Negligence is a type of tort, and tort is defined as a civil wrong that implies that someone did an injustice to the other person, and the court of law is left to determine who was wrong between the two. Negligence is defined as conduct that falls below the required standards of behavior established by the law to protect individuals against an unreasonable risk of harm (McGee, 2020). In addition, we say a person was negligent if they deviated from the expected conduct of a rationally cautious person who would have acted accordingly to the same circumstances. From the above definition, it can be concluded that; Michael is guilty of negligence; despite knowing he didn’t have the proper training to operate machinery, he still lifted the boxes which fell and caused injuries to Ed; his expected conduct was to avoid using the machinery.

Michael’s attorney’s argument is based on contributory negligence.

According to White (2018), contributory negligence is when an injured person is considered to have contributed significantly to an injury they suffered. Michael and Ed were all busy working in the stockroom; Michael decided to operate machinery from which he lacked the skills to use, leading to the lifting of boxes that injured Ed; for that reason, Contributory Negligence cannot apply here. Michael’s attorney was wrong when he said that contributory Negligence might influence the case. I’m afraid I have to disagree with Michael’s attorney.

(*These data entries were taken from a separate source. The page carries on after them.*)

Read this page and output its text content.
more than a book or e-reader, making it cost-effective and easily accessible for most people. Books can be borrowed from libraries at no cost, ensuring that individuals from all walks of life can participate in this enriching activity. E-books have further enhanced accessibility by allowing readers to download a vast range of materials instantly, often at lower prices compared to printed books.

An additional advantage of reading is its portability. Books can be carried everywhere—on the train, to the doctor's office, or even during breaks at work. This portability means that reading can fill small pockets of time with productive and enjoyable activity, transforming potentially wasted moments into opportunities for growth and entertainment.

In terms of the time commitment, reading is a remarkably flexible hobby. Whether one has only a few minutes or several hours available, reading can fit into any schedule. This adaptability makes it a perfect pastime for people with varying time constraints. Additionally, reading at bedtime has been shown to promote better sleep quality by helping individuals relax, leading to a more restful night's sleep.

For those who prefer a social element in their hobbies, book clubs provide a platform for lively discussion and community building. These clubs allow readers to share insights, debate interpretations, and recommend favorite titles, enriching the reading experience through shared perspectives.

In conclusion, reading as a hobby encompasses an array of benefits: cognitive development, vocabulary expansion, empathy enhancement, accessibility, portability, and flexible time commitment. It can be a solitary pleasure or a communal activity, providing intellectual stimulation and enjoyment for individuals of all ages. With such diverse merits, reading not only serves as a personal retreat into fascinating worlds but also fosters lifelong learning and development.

Comparative Negligence on the part of the Company.

Comparative Negligence is a principle that mainly applies to casualty insurance, which generally divides the fault among two people involved in the incident, in this case, Michael and the Company. Michael and Ed both work in one Company. The incident happened while they were engaging in their routine activities, from which it could be difficult for the Company to establish who was negligent. According to Cabral et al.(2019), a company should have insurance policies for its workers from which they may claim anytime an injury occurs while they are at work. For this case, there will be apportionment of the fault between the Company and Michael for allowing an untrained person to work in their Company. In addition, the outcome of the case would be changed to hold both Michael and the Company liable for injuries incurred by Ed.

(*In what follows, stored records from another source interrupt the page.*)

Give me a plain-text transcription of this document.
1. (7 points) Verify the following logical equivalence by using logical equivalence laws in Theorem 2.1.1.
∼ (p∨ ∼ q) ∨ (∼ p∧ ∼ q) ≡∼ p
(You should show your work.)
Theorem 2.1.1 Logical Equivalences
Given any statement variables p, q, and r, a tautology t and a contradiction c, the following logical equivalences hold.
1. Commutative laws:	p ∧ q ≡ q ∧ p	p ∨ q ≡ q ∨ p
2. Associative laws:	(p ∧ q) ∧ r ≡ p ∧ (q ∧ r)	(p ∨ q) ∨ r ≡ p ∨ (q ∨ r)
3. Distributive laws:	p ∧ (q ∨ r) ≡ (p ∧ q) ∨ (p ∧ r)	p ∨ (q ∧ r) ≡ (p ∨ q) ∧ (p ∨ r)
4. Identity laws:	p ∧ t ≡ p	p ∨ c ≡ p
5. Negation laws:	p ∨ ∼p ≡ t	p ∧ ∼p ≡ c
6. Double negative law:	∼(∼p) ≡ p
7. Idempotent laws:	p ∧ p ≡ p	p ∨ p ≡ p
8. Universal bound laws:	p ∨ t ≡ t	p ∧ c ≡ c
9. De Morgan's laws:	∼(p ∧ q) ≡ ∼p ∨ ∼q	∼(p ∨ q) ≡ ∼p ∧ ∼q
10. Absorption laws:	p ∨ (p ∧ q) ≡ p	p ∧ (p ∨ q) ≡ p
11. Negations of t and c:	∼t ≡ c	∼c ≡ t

Is the Company liable for damages?

The Company is liable for the mistake made by Michael as the negligent act happened while Michael was in the line of duty. Normally, employers are held vicariously liable for the acts of Negligence and omissions by their workers under the doctrine of ‘respondeat superior’ which postulates that the superior is the only that is held to be answerable to the judge and even to the clients whenever there is an issue arising between the workers only during the worker’s employment. We can further add on by saying; that employers have a personal liability of ensuring that; their employees are always safe while at work, their place of work is well equipped with safety measures and precautions, and they’re safe equipment and materials for the employees to work with them in their best knowledge, a safe system and ensuring competent staff is the only ones employed. In addition, according to vicarious liability, when an employee in the course of performance of their duty commits a tort, the liability of the employer comes in for the wrongful act committed or omitted. Therefore, the given employer will be held liable due to the relationship that exists between the employee and the employer.

 References

Cabral, M., Cui, C., & Dworsky, M. (2019). The Demand for Insurance and Rationale for a Mandate: Evidence from Workers’ Compensation Insurance (No. w26103). National Bureau of Economic Research.

McGee, R. W. (2020). Does Closing a University because of the Corona Virus Constitute Negligence or a Breach of Fiduciary Duty?. Available at SSRN 3590805.

White, A. (2018). Perpetuating Injustice: Analyzing the Maryland Court of Appeals’s Refusal to Change the Common Law Doctrine of Contributory Negligence. Md. L. Rev.78, 1042.